#3 - Evening Land 2012 Seven Springs Pinot Noir
#11 - Big Table Farm 2012 Pinot Noir
#14 - Bergstrom 2013 Ribbon Ridge Pinot Noir
#38 - Solena 2012 Grande Cuvee Pinot Noir
#45 - Colene Clemens 2012 Margo Pinot Noir
What we see, first, is that all the wines are Pinot Noirs. I think it's unfortunate that Oregon is best known for that grape, to the exclusion of some wonderful Chardonnays, Rieslings, Pinot Gris, and even (in the southern part of the state, and up near the Gorge and near Walla Walla) Syrahs, Merlots, etc.
The next point is that of that list, only one is what most folks would think of as a prominent, long-standing Pinot label, such as Beaux Freres or Domaine Drouhin, or Dom. Serene, or Ken Wright. Only Bergstrom is that. I barely know Evening Land and Solena, and I don't know Big Table Farm or Colene Clemens, even after 16 years of visiting wineries in the area. Congrats to the lesser-known wineries.
Next up for consideration is the vintage year: Of course some 2012 Oregon Pinots will prevail; it was a magnificent year. But look at Bergstrom's 2013 at #14 on the list! 2013 was a wet, disappointing year, and at Bergstrom they made the tough decision to harvest early, and ended up with this result. Kudos to Oregonian winemakers, who can create great results from mediocre weather. All Pinot enthusiasts need to applaud that kind of risk-taking and skill.
Finally, it must be said that:
a. All wines change, over time, in the bottle. I just finished my last 2009 Tamarack Syrah, which got 94 points Spectator, and it was spent, with no nose, hardly any fruit noticeable, and just not a pleasure to drink.
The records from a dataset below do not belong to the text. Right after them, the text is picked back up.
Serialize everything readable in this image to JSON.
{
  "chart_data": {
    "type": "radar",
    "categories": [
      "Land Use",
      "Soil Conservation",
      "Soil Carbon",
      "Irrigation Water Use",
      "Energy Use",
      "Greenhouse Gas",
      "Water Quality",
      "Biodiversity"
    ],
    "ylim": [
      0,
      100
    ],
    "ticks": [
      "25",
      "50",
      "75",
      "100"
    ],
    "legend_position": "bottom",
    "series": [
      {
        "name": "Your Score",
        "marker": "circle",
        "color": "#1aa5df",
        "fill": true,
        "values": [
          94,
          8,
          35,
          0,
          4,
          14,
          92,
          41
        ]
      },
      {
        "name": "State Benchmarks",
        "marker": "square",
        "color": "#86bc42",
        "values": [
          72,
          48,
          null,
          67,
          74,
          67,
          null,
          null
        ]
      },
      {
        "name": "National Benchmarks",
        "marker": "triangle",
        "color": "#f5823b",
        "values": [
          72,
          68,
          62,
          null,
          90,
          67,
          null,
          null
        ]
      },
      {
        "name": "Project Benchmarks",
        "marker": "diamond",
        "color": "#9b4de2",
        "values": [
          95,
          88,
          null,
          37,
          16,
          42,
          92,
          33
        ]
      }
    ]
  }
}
And yet, just four short years ago it was a thing of magic. If Spectator re-sampled its Top 100 list today, I bet more than half of the honored wines would be replaced by something else.
b. Rest assured there are plenty of GREAT Oregon wines in the market, which didn't make this list. Any Top 100 list is going to create catastrophic sins of omission. But we all love lists, so there you go.